Anti-terror strategy to be unveiled

A new counter-terrorist strategy being unveiled by Home Secretary Jacqui Smith next week is designed to be the most comprehensive approach to tackling the threat issued by any Government in the world, the Home Office has said.

Ms Smith wants the paper to go into more detail than ever before about how the authorities are seeking to prevent atrocities from happening and respond to attacks which take place, said a spokesman.

It will reflect security services' judgment that the most serious terror threat to the UK continues to come from international groups linked to or influenced by Osama bin Laden's al Qaida network.

Experts have spent a year preparing the document, known as Contest Two, to take into account lessons learnt from recent terror outrages such as the attacks on hotels in Mumbai last year.

The new paper, to be published on Tuesday, will update the Contest strategy developed by the Home Office in 2003 and detailed in the Countering International Terrorism document in 2006.

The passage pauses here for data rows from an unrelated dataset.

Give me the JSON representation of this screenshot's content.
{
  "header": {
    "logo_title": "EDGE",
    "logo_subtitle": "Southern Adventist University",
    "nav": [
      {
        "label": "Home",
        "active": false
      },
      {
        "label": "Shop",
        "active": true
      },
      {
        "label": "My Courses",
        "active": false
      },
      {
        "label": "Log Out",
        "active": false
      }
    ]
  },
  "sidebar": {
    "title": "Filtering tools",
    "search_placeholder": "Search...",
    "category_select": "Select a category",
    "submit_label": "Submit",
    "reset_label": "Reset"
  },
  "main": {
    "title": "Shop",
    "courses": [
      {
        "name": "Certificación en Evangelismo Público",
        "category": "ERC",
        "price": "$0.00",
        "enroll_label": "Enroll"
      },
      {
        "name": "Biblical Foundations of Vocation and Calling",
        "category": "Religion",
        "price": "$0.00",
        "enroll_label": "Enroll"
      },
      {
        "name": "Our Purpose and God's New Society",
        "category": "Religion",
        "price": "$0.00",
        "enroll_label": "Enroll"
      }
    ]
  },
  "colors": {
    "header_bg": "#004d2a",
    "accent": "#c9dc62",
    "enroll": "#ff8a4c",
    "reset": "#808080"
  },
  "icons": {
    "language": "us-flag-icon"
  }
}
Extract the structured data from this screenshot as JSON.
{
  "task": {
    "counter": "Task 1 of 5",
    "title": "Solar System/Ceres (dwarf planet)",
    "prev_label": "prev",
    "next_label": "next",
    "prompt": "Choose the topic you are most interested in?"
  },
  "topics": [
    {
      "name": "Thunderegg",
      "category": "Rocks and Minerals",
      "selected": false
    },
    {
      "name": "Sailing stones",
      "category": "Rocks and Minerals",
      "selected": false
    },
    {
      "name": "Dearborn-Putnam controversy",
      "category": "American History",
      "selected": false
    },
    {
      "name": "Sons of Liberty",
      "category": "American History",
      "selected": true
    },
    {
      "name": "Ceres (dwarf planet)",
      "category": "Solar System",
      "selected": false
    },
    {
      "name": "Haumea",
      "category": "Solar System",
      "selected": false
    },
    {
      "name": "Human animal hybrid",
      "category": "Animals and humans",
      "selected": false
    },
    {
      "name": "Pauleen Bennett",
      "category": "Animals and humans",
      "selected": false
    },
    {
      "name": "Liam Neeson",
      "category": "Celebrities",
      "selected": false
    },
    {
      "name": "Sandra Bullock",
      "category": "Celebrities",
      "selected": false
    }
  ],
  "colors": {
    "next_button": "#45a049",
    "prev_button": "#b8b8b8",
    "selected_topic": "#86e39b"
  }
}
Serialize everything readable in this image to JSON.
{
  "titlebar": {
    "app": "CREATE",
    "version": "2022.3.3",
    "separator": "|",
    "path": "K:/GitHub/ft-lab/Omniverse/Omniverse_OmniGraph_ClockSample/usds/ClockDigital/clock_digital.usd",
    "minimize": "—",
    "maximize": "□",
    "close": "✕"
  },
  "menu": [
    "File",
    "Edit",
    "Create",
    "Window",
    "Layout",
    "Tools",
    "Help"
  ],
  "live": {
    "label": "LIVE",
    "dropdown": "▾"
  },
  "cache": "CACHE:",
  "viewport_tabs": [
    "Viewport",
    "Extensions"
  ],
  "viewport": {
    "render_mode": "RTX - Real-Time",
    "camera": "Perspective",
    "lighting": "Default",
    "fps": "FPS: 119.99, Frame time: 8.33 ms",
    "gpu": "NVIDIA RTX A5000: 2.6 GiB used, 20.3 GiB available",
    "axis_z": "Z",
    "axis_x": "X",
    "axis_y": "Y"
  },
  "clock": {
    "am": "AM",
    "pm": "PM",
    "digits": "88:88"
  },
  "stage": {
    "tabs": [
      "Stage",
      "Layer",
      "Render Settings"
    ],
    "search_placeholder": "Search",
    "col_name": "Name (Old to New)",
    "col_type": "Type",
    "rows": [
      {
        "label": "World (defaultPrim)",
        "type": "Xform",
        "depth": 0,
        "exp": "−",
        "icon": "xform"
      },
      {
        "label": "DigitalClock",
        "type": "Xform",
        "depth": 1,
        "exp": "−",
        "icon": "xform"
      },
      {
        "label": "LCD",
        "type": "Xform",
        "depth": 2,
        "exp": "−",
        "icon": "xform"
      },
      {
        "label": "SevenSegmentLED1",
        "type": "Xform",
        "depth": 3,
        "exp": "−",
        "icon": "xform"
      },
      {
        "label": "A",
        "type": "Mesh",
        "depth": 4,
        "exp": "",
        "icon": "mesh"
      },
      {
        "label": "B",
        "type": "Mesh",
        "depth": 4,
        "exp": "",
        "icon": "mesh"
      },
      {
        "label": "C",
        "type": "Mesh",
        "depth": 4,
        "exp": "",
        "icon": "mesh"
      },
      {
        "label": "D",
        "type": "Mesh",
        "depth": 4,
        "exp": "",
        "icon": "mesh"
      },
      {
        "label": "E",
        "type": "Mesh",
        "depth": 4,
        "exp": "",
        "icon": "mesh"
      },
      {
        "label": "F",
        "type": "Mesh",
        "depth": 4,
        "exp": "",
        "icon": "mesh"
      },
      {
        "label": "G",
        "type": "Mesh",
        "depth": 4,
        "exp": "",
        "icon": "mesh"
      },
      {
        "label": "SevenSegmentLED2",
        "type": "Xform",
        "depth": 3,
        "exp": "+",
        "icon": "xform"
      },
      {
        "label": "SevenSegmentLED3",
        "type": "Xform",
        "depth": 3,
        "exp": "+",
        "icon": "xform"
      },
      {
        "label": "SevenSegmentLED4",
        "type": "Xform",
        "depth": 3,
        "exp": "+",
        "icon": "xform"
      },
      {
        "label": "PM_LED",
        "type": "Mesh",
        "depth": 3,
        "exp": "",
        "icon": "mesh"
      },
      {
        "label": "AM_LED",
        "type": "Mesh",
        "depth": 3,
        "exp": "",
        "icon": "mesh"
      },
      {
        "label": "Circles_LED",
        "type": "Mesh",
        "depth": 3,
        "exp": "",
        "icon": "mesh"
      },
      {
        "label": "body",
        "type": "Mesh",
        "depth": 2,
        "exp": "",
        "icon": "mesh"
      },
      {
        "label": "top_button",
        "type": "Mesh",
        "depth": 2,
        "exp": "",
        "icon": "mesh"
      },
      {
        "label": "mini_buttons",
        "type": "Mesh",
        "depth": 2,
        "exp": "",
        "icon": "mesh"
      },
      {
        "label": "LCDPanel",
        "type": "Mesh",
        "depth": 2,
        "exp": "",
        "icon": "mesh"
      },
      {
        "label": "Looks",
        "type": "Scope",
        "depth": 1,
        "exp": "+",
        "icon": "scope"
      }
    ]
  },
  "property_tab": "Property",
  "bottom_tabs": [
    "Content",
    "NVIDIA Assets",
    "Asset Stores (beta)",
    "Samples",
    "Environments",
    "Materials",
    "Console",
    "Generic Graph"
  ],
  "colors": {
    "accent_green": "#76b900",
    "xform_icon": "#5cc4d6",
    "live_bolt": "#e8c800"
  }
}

For the last six years, the strategy has been divided into four strands - Prevent, Pursue, Protect and Prepare - to tackle all aspects of the threat from preventing radicalisation of potential terror recruits to disrupting terror operations, reducing the vulnerability of the UK and UK interests overseas and ensuring the country is ready for the consequences of any attack.

The Home Office spokesman said the new paper would take account of the way the terror threat has evolved and how the authorities are learning lessons from events.

The terrorism threat level, set by the Joint Terrorism Analysis Centre, has since July 2007 been "severe", which means that future terrorist attacks are highly likely but not thought to be imminent.

By 2011, Britain will be spending £3.5 billion a year on counter-terrorism. The number of police deployed on counter-terror work has risen since 2003 from 1,700 to 3,000, while the security service MI5 has doubled in size over the same period.

Between 2001 and 2008, almost 200 people have been convicted of terror-related offences.